Personal information
- Full name: Aydan Johnathan Hammond
- Date of birth: 23 December 2003 (age 22)
- Place of birth: Westmead, Australia
- Position: Winger

Team information
- Current team: Western Sydney Wanderers
- Number: 7

Youth career
- 2012–2020: Belenenses
- 2020–2023: Central Coast Mariners
- 2023–2024: Western Sydney Wanderers

Senior career*
- Years: Team / Apps / (Gls)
- 2023: Central Coast Mariners NPL / 20 / (8)
- 2024–: Western Sydney Wanderers NPL / 13 / (6)
- 2024–: Western Sydney Wanderers / 37 / (6)

International career^{‡}
- 2025–: Australia U23 / 4 / (1)

= Aydan Hammond =

Australian soccer player (born 2003)

Aydan Johnathan Hammond (born 23 December 2003) is an Australian professional soccer player who plays as a winger for Western Sydney Wanderers.

== Club career ==
As a teenager, Hammond spent eight years at Belenenses, playing in their academy.

On 18 January 2024, Hammond signed for Western Sydney Wanderers on a scholarship contract. He made his A-League debut for the Wanderers in a 4–3 loss against Macarthur on 4 February 2024. His first goal then came in the Wanderers' 4–3 win over Melbourne Victory on 27 April 2024, scoring the equalising third goal in the side's last match of the season.
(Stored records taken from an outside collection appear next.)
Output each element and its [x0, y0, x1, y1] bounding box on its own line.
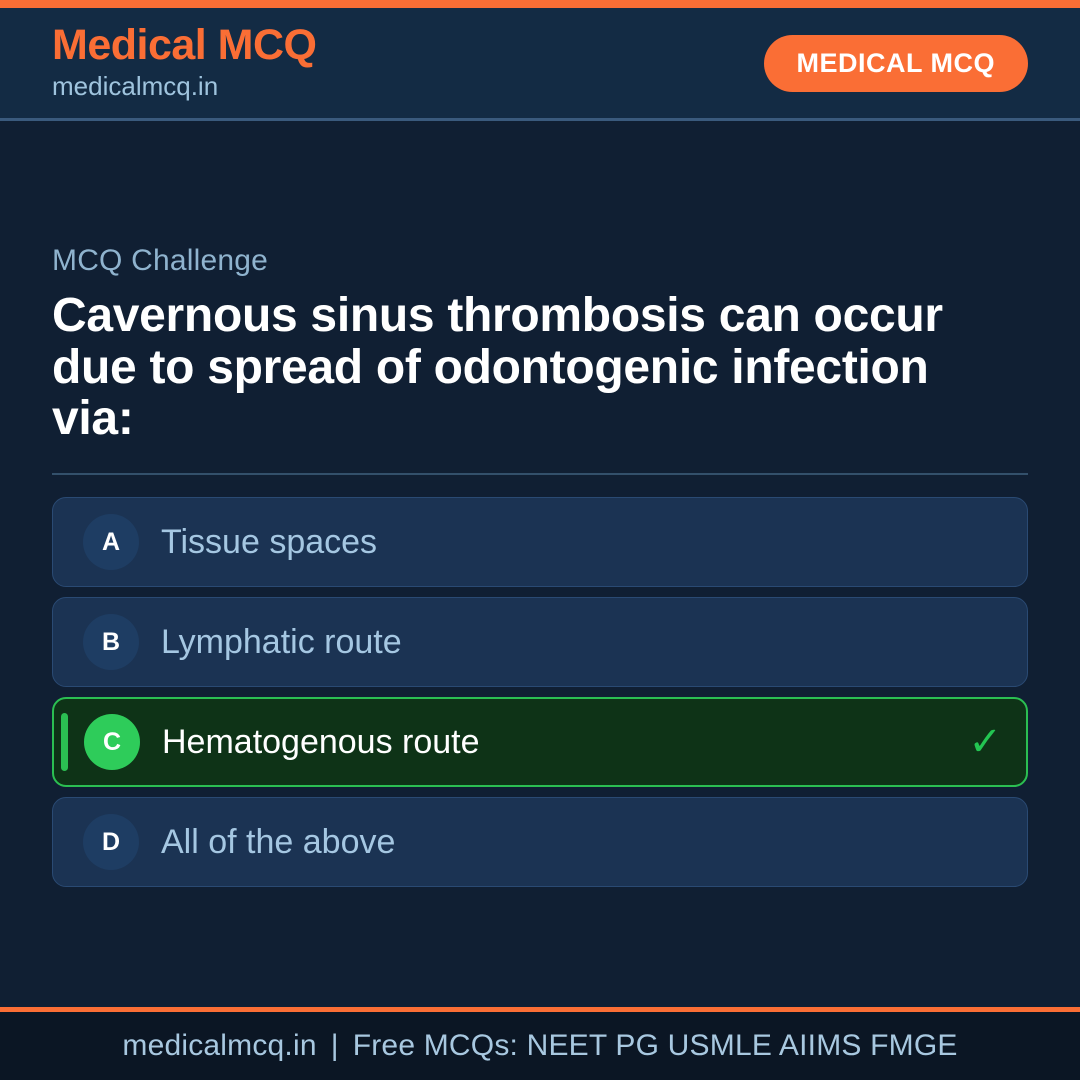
footer-separator: | — [317, 1029, 353, 1063]
option-letter-badge-d: D — [83, 814, 139, 870]
page-header: Medical MCQ medicalmcq.in MEDICAL MCQ — [0, 8, 1080, 121]
check-icon-c: ✓ — [968, 722, 1002, 762]
question-text: Cavernous sinus thrombosis can occur due… — [52, 290, 992, 445]
option-row-c[interactable]: C Hematogenous route ✓ — [52, 697, 1028, 787]
footer-site: medicalmcq.in — [122, 1029, 316, 1063]
brand-title: Medical MCQ — [52, 23, 317, 68]
option-text-a: Tissue spaces — [161, 525, 377, 559]
option-row-d[interactable]: D All of the above ✓ — [52, 797, 1028, 887]
option-text-b: Lymphatic route — [161, 625, 402, 659]
kicker-label: MCQ Challenge — [52, 244, 1028, 278]
option-letter-badge-b: B — [83, 614, 139, 670]
brand-block: Medical MCQ medicalmcq.in — [52, 23, 317, 103]
footer-tagline: Free MCQs: NEET PG USMLE AIIMS FMGE — [353, 1029, 958, 1063]
option-text-c: Hematogenous route — [162, 725, 480, 759]
options-list: A Tissue spaces ✓ B Lymphatic route ✓ C … — [52, 497, 1028, 887]
header-badge: MEDICAL MCQ — [764, 35, 1029, 92]
question-divider — [52, 473, 1028, 475]
correct-accent-bar — [61, 713, 68, 771]
top-accent-bar — [0, 0, 1080, 8]
option-row-b[interactable]: B Lymphatic route ✓ — [52, 597, 1028, 687]
option-letter-badge-c: C — [84, 714, 140, 770]
option-row-a[interactable]: A Tissue spaces ✓ — [52, 497, 1028, 587]
brand-url: medicalmcq.in — [52, 70, 317, 103]
option-text-d: All of the above — [161, 825, 395, 859]
main-content: MCQ Challenge Cavernous sinus thrombosis… — [0, 124, 1080, 1007]
page-footer: medicalmcq.in | Free MCQs: NEET PG USMLE… — [0, 1007, 1080, 1080]
option-letter-badge-a: A — [83, 514, 139, 570]
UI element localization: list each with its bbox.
Following a promising first season, Hammond signed a two-year scholarship extension on 23 May 2024. On 19 October 2024, in the club's opening game of the 2024–25 season, Hammond scored an equaliser in the Sydney Derby against Sydney FC as the Wanderers eventually lost 2–1. He later scored a double on 2 March 2025 in an impressive display against Perth Glory.

== International career ==
Hammond attended an Australia under-17s camp as a 14 year old. Through his mother, he is also eligible to represent Peru, which he has previously expressed an interest in doing.

== Personal life ==
He has an older brother, Tristan Hammond, who represented Australia at the 2019 FIFA U-17 World Cup.

In addition to his native English, he can also speak Spanish and Portuguese fluently.